Day Two in Buenos Aires

Argentina, Humor, Stories, Trips

First of all we won’t talk about Day One.

After I finish this I’ll pack up my computer, schlep down eight flights and head to the nearby cafe that has wifi. BTW I gave this hotel a piece of my mind before paying the bill, but I am staying. There were many factors that went into the decision. Some of them follow: I didn’t come to BA to sit in a hotel room and be on-line. Any hotels I might change to would cost at least 50% more than this one and they would be in a touristy area. This is not a touristy area, so living here and walking the streets I am taken for a Portenyo (sic — what residents of BA call themselves). I’ve been living in a cafe named “Army” where they have wifi and a marvelous menu ejecutivo — for 31.90 pesos, about $8.60 — today I had a glass of beer, marvellous rolled chicken around, mixed vegetables, all of it inside a pastry, with a huge mound of mashed potatoes, great bread with butter and cheese, flan and coffee.

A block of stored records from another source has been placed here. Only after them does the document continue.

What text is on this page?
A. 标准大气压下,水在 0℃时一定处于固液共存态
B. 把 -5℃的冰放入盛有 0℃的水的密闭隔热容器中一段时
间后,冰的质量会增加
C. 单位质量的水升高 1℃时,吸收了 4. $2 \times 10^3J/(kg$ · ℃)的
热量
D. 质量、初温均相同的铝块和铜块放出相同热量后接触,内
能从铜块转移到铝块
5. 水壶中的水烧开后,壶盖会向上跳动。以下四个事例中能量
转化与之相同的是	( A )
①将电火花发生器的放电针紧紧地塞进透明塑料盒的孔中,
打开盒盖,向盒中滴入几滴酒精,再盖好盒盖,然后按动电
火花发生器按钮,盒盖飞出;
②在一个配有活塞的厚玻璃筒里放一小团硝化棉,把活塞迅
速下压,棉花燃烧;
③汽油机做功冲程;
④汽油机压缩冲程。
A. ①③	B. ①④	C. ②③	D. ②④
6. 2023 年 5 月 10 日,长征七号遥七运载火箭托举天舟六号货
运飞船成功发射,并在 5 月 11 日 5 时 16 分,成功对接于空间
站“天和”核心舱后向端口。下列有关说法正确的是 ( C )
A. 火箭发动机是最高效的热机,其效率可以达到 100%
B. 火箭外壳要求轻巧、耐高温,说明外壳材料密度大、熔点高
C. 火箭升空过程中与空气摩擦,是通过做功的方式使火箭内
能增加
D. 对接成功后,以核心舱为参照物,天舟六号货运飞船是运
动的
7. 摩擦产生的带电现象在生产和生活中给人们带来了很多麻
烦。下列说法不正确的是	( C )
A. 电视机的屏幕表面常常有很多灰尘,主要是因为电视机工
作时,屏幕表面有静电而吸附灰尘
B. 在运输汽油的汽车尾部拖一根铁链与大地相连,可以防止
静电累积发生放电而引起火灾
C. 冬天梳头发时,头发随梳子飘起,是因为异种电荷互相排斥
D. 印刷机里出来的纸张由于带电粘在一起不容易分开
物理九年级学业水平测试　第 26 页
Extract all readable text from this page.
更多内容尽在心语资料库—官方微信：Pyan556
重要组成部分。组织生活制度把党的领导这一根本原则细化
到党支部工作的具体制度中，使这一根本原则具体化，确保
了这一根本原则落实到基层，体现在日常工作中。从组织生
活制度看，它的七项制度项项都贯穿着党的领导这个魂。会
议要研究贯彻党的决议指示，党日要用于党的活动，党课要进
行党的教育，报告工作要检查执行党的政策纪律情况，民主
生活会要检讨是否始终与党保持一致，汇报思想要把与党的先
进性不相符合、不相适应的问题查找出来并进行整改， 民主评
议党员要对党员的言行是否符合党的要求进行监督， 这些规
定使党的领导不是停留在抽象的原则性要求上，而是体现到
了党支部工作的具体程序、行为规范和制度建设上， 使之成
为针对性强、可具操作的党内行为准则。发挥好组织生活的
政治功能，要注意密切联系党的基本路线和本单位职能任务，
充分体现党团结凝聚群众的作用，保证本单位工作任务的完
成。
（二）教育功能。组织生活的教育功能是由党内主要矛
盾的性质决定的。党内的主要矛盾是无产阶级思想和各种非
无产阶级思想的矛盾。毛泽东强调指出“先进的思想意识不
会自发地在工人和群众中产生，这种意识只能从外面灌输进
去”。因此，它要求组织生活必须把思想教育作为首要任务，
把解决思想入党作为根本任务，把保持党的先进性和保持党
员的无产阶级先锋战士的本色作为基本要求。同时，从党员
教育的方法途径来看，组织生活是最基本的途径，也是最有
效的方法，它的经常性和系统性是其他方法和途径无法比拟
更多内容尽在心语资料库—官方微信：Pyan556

So, eventually today I bought a 10-ride subway ticket for about $3.10 and went downtown. That probably didn’t go real well, since I wasn’t sure where I was going. I stumbled onto Calle Florida (luckily not literally — not like falling down the up escalator at LAX on Monday). I next stumbled onto the Movistar phone company main office where I wanted to buy a SIM card for my 2-SIM quad phone. Ah, but they told me I had to show my passport to buy it, and I had left my passport back in the hotel because BA is supposed to be so dangerous. That’s when I took the subte (subway) back to my hotel, stopped at Army for the lunch I described, and made my way back to Movistar, where for 12 pesos and a rather long bureaucratic hassle I got a BA phone number and enough money to make about 8 minutes of local calls. Oh well…

After that I rushed back to the double decker tourist bus place where a guide told me earlier the last bus left at 7:30. I got there at 5:50 to learn that the last bus leaves at 17:30 — 5:30. Now as I think I said I’m preparing to pack up my laptop and head to Army — too early for dinner here in BA, so I’ll have “tea” and get on-line.

A thought or two from Army: I prefer the ancient wooden cars on the A-line subte. The windows are open and a bit of air reaches my face even though in both directions I was packed so closely into the car with a lot of strangers. When I got off I suggested to all that were left on that we do the same tomorrow, but with clothes off tomorrow. I think that would be more fun and hardly less intimate than what we all did today.

My second thought — every self-respecting tourist must put places and peoples into categories. I’ve decided that Buenos Aires is Budapest in Spanish: decaying elegance overlayed with a patina of class. One thing that struck me as strange was that even though cobble stones and coffin-sized sections of pavement were missing everywhere, even the “best areas,” the city hires persons with dustpans and little brooms to walk around sweeping up papers and cigarette butts.